Austria votes to legalize assisted suicide for the disabled

BERLIN – Austria’s ruling conservatives have pushed through a bill to legalize assisted suicide after saying they won public approval for the move. National leaders of the conservative People’s Party presented the draft on…

Austria votes to legalize assisted suicide for the disabled

BERLIN – Austria’s ruling conservatives have pushed through a bill to legalize assisted suicide after saying they won public approval for the move.

National leaders of the conservative People’s Party presented the draft on Tuesday with the support of the governing Social Democrats, which had previously rejected the idea, according to the news agency dpa.

The draft legal reform allows any Austrian to legally help another person to die in Switzerland, with a special exemption for the country’s people with disabilities.

“This is a solution that is a positive outcome from the point of view of the disabled population,” People’s Party leader Sebastian Kurz said after the announcement. “I can only welcome the move of the three governing parties, which have shown courage and created confidence among Austrian society.”

Kurz also claimed that the proposal was supported by around 55 percent of the Austrian public.

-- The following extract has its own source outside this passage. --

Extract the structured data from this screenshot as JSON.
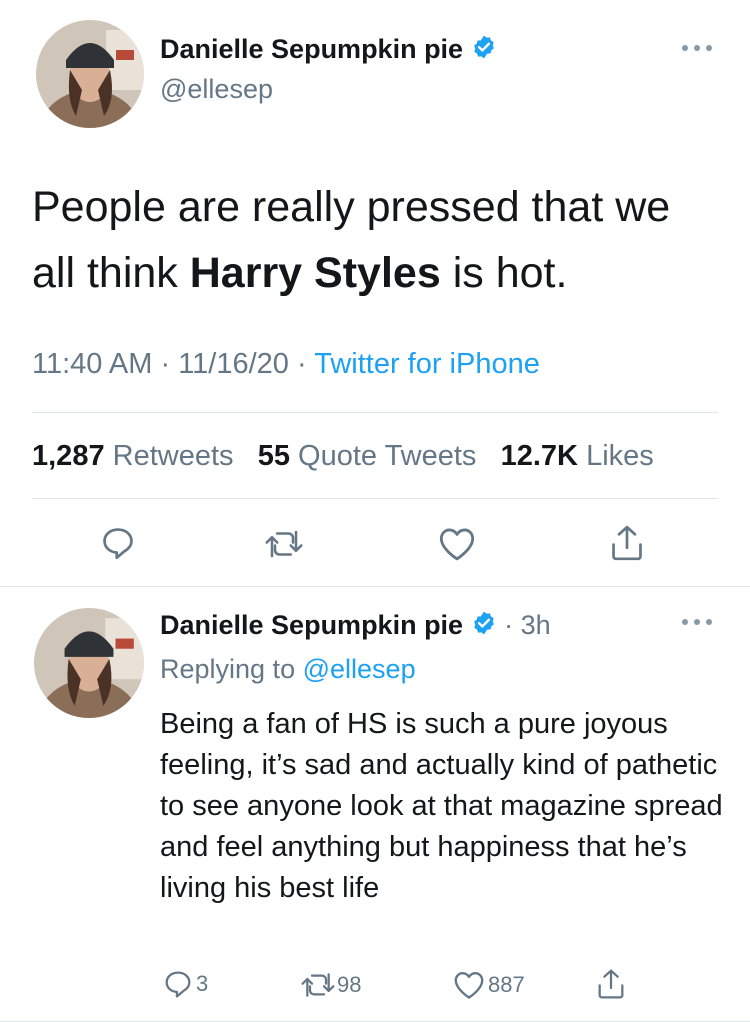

The bill, if approved by parliament, would turn Austria into the latest European nation to legalize assisted suicide, following the introduction of a similar law in Belgium in 2003.

In addition to Belgium, Luxembourg, Luxembourg Netherlands and Oregon, six other European countries — Greece, Germany, Croatia, Malta, Poland and Russia — have amended their criminal code to decriminalize assisted suicide.

But some people have been punished for carrying out an assisted suicide abroad: Twelve Germans were charged with facilitating terminally ill patients’ suicides in Switzerland over the past decade. Some of those cases were cases investigated by Germany’s state authorities.